The Role of NF-κB in Neuroinflammation

Abstract—NF-κB is a family of nuclear transcription factors that play a leading role in the pathogenesis of many chronic inflammatory processes and in immune response regulation. At the end of the last century, NF-κB was mainly considered as a mediator of apoptosis in immune cells. Subsequent studies demonstrated its involvement in the development of the central nervous system, plasticity, neuronal differentiation, neurodegeneration, and brain injury. However, its role in the regulation of survival of mature CNS neurons in neuroinflammation proved controversial.

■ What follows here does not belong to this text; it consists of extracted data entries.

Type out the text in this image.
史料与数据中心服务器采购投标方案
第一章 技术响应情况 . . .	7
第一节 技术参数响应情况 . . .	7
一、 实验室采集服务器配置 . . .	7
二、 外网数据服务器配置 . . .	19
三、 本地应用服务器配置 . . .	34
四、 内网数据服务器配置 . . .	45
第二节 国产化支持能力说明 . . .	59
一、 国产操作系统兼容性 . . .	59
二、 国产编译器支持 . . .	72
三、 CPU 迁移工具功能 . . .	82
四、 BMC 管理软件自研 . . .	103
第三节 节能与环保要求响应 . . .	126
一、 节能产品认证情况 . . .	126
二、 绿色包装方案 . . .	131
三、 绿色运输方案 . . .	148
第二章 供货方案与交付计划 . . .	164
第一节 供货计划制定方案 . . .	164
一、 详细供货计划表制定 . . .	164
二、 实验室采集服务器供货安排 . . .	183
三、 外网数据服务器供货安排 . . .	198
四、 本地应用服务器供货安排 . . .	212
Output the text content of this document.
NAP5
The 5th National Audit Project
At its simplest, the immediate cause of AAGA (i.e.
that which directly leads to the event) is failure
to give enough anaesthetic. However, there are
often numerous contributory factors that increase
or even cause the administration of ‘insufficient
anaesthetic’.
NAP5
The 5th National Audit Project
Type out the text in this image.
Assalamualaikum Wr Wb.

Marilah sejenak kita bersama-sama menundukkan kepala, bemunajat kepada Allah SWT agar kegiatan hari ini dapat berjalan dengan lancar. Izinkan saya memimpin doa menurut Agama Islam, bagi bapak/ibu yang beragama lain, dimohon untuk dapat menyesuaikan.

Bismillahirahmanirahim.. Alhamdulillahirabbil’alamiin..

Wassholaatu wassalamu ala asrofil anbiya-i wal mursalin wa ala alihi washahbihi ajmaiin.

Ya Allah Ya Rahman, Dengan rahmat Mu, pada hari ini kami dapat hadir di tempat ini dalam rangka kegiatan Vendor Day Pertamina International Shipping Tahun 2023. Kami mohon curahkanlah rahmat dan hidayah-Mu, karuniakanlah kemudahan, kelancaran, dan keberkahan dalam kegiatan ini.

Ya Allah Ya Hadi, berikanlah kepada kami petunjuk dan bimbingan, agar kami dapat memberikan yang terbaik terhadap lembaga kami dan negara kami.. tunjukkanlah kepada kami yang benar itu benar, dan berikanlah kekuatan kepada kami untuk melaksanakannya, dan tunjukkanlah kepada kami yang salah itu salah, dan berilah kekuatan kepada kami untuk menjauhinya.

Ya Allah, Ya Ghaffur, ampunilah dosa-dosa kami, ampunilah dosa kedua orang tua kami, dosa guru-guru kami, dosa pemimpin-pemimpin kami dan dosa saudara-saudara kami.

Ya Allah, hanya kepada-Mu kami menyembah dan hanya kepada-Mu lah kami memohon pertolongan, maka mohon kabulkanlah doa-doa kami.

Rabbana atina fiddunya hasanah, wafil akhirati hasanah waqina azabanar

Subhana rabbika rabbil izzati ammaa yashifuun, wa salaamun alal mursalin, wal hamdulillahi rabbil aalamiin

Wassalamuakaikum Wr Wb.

This review summarizes the data on the involvement of NF-κB in the response of different brain cell types to the action of pro-inflammatory factors. Different subunits of the NF-κB family form dimers whose involvement in the regulation of gene expression depends on stimulus type. Interestingly, NF-κB is involved in the pro-inflammatory activation of microglia and astrocytes, whereas in neurons its protective or degenerative effects depend on the type of stimulus and on the time of the delayed cell response. The stimulus-dependent nature of NF-κB activation is determined by a wide range of receptors triggering a number of cell signaling cascades that terminate in the activation of the transcription factor. Tumor necrosis factor receptors (TNFR) or death receptors, Toll-like receptors (TLR), and protease-activated receptors (PAR) are among the membrane receptors capable of initiating intracellular cascades leading to the activation of NF-κB. Importantly, NF-κB activity and its effects can be modulated by other transcription factors. STAT1, STAT3, and Sirt1 are the molecules that, according to recent studies, are able to change the character of the NF-κB-mediated cellular responses. Thus, NF-κB is a transcription factor playing one of the key roles in determining the outcome of negative stimuli on the nervous system, which is why it may be considered as a pharmacological target for treating neurodegenerative processes associated with inflammation.